First widget has this configuration:
{
"request": {
"time": "2020-06-22 2021-06-22",
"resolution": "WEEK",
"locale": "pl",
"comparisonItem": [
{
"geo": {
"country": "US"
},
"complexKeywordsRestriction": {
"keyword": [
{
"type": "BROAD",
"value": "python"
}
]
}
}
],
"requestOptions": {
"property": "",
"backend": "IZG",
"category": 0
}
},
"token": "APP6_UEAAAAAYNN3iWA7yWIEtpwO5kG4SY4rL5B5z8S_",
"version": "1"
}
It contains the information about how to create a request for google trends API. As there is no documentation of API we must experiment with different properties, I guess You call it reverse engineering :).
If You would like to embed google trends widgets it is possible, google allows on that:
<script type="text/javascript" src="https://ssl.gstatic.com/trends_nrtr/2578_RC01/embed_loader.js"></script>
<script type="text/javascript">
trends.embed.renderExploreWidget("TIMESERIES", {"comparisonItem":[{"keyword":"python","geo":"US","time":"today 12-m"}],"category":0,"property":""}, {"exploreQuery":"geo=US&q=python&date=today 12-m","guestPath":"https://trends.google.com:443/trends/embed/"});
</script>
As You see it contain similar information which I shown in previous fragment.
The first widget is executing this request:
https://trends.google.com/trends/api/widgetdata/multiline?hl=pl&tz=-120,-120&req={"time":"2020-06-22 2021-06-22","resolution":"WEEK","locale":"pl","comparisonItem":[{"geo":{"country":"US"},"complexKeywordsRestriction":{"keyword":[{"type":"BROAD","value":"python"}]}}],"requestOptions":{"property":"","backend":"IZG","category":0}}&token=APP6_UEAAAAAYNN3iWA7yWIEtpwO5kG4SY4rL5B5z8S_
and this is our API https://trends.google.com/trends/api/widgetdata/multiline, the multiline is a name of widget we can change it with other widget name like comparedgeo or relatedsearches.
Google Trends API token
If You will remove token the request will fail with Error 400, which mean that token needs to be used in order to authorize request.

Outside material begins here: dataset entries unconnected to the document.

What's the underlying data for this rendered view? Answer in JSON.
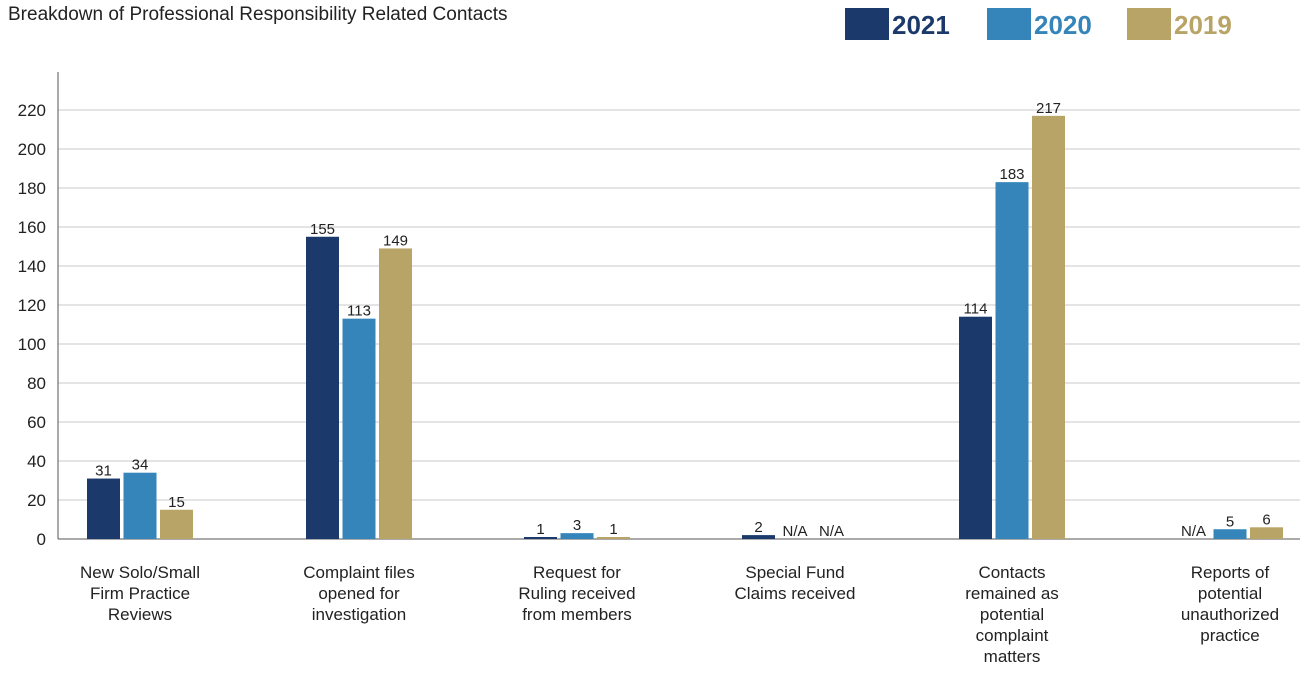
{
  "chart_data": {
    "type": "bar",
    "title": "Breakdown of Professional Responsibility Related Contacts",
    "xlabel": "",
    "ylabel": "",
    "ylim": [
      0,
      230
    ],
    "yticks": [
      0,
      20,
      40,
      60,
      80,
      100,
      120,
      140,
      160,
      180,
      200,
      220
    ],
    "grid": true,
    "legend_position": "top-right",
    "categories": [
      [
        "New Solo/Small",
        "Firm Practice",
        "Reviews"
      ],
      [
        "Complaint files",
        "opened for",
        "investigation"
      ],
      [
        "Request for",
        "Ruling received",
        "from members"
      ],
      [
        "Special Fund",
        "Claims received"
      ],
      [
        "Contacts",
        "remained as",
        "potential",
        "complaint",
        "matters"
      ],
      [
        "Reports of",
        "potential",
        "unauthorized",
        "practice"
      ]
    ],
    "series": [
      {
        "name": "2021",
        "color": "#1b3a6b",
        "values": [
          31,
          155,
          1,
          2,
          114,
          null
        ],
        "labels": [
          "31",
          "155",
          "1",
          "2",
          "114",
          "N/A"
        ]
      },
      {
        "name": "2020",
        "color": "#3585ba",
        "values": [
          34,
          113,
          3,
          null,
          183,
          5
        ],
        "labels": [
          "34",
          "113",
          "3",
          "N/A",
          "183",
          "5"
        ]
      },
      {
        "name": "2019",
        "color": "#b8a466",
        "values": [
          15,
          149,
          1,
          null,
          217,
          6
        ],
        "labels": [
          "15",
          "149",
          "1",
          "N/A",
          "217",
          "6"
        ]
      }
    ]
  }
}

The first problem we encounter that token is outdated maybe after some time of not activity on google trends application page.
When I executed embedded widget I verified that api token is injected to widget itself on server side, at the time of writing I am not sure how long one token is valid.
If You would like to use ready to go library check this one https://github.com/GeneralMills/pytrends/blob/master/pytrends/request.py, I haven't tried it. It is great that somebody covered the problem, although one thing to keep in mind each abstraction layer takes away control over the process, so for research or prototyping purposes I think it is easier to create simple script.
This will give You all You need to connect:
import json
import requests
cookies = requests.get('https://trends.google.com/?geo=PL').cookies.items()
cookies = dict(cookies)
widgets = requests.get('https://trends.google.com/trends/api/explore?'
'hl=pl&tz=360&'
'req={"comparisonItem":[{"keyword":"python","geo":"US","time":"today 12-m"}],'
'"category":0,"property":""}',
cookies=cookies,
headers={'accept-language': 'pl'})
TRIM_CHARACTER_SLICE = ")]}',"
text_trimmed = widgets.text[len(TRIM_CHARACTER_SLICE):]
data = json.loads(text_trimmed)
print(data)
Trim Character
One interesting part is this line https://github.com/GeneralMills/pytrends/blob/bac0caea18817630e98b503a38e9b445e7b5add1/pytrends/request.py#L109 and this was something new for me too, because response we get from above fragment is not valid JSON data, why ? Creator of library commented that some responses start with garbage characters, like ")]}'," and I wonder why maybe somebody will explain ?
Summary
Reverse Engineering is a great learning experience as You try to understand how things work from the other side, You slowly see how everything is connected.
This article was written purely for research and training purposes and my goal was not to encourage anyone to to use Google Trends API in a way described above.